Wind Turbine System Components
Wind Turbine System Components
Wind turbines convert the natural kinetic energy of the wind into electricity. They generate electricity as long as the wind is blowing.
The main parts of a small wind turbine system include the nacelle, blades, and rotor. It also includes a charge controller, battery and cables. There are also grid-tie systems that don’t use batteries but send power directly into the electric grid.
Blades
Depending on their design, wind turbine blades can be quite long. They must support the weight of the rotor and withstand significant axial, compressive and bending loads. They must also resist fatigue caused by repeated cycles of alternating load-direction reversals, in combination with variable loading and cyclic torsional stresses.

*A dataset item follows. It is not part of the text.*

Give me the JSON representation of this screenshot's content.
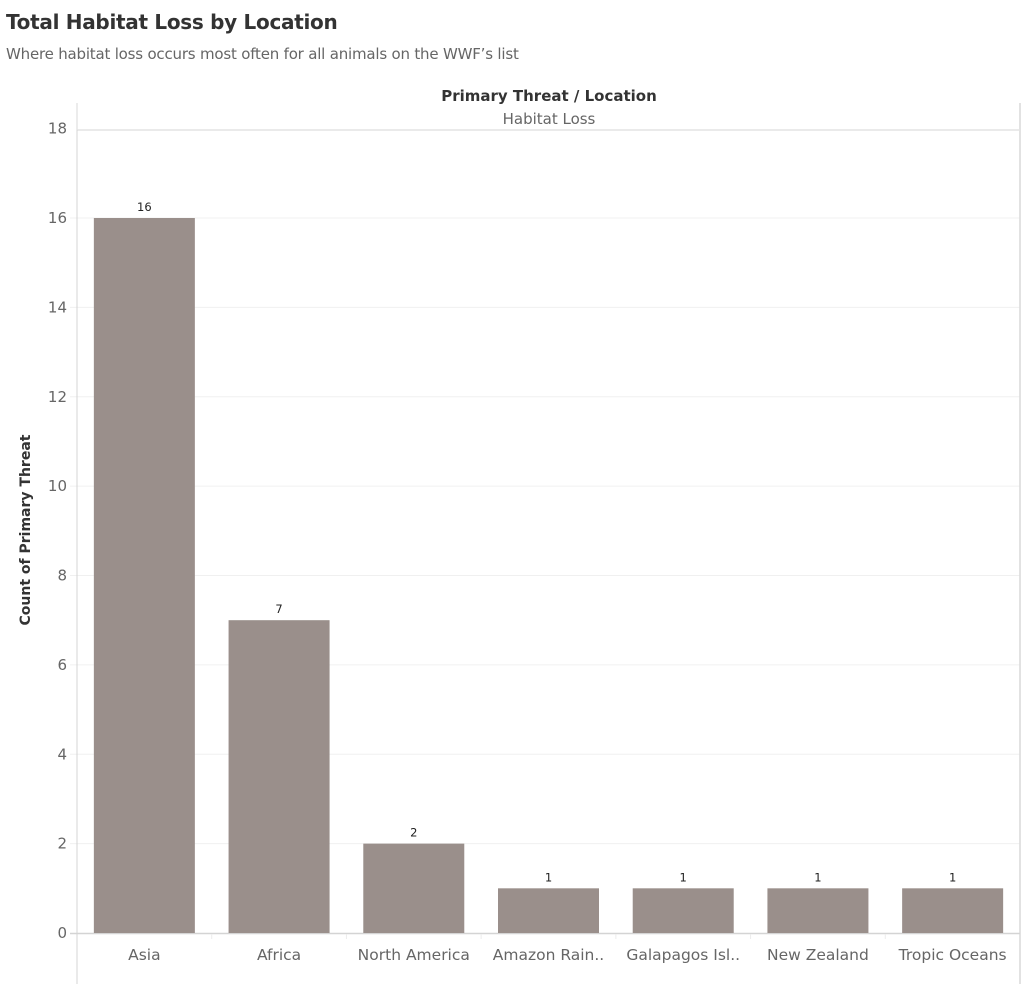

As a result, blades are typically made of carbon fiber composite materials. These are produced by vacuum assisted resin transfer molding (VARTM) or by a similar process. A wide range of structural tests is performed on full-scale prototypes to verify that the composite structure meets the required performance.
The blades must also be able to extract energy at the optimal wind speed, which depends on their size and power coefficient. This requires a control loop for the generator torque and the blade pitch actuator model to optimize power capture. The loop is split into three regions: the partial-load region, the rated operation point and the full-load region.
Rotor
The rotor is the part of the wind turbine that interacts with the wind to produce electricity. It consists of a set of blades that are attached to the hub by a shaft and that rotate between 8 and 20 times per minute.
The blades are designed to generate a high amount of mechanical energy (torque) from the wind by using aerodynamic principles. The number of blades is determined by balancing performance with cost and system reliability.
The rotor blades are loaded cyclically by wind and wind turbine system shear (changes in wind speed at different heights). The load variations cause the blades to bend flatwise and edgewise, resulting in stress fatigue. To reduce the loads, some new blade designs have the ability to alter their pitch angle (turning them into and away from the wind). The ability to control the speed of rotation continuously enables the use of higher tower heights and reduces energy loss due to wind speed changes.
Axis
Wind energy systems capture the wind’s energy to produce electricity. They convert mechanical rotation into electrical power and have other systems to control, start, stop, and operate the turbine.
The rotor shaft in most wind turbines is oriented horizontally to take advantage of the prevailing winds. This configuration allows the electric generator and other components to be placed near the ground, which improves accessibility for maintenance.
A taller tower can also double a wind energy system’s output by raising the turbine above air turbulence created near the ground by landforms (or orography). The tower also raises the rotor blades away from obstructions and other factors that reduce performance. It requires a foundation that is strong enough to support the weight of the equipment and to resist wind forces. Typically this is made of reinforced concrete. The foundation must also allow the turbine to be raised and lowered for maintenance.
Gearbox
The gearbox transforms the slow rotation of a wind turbine’s blades into a faster rotating speed to power a generator. It is often referred to as the heart of the system and is one of the most critical components in a wind turbine.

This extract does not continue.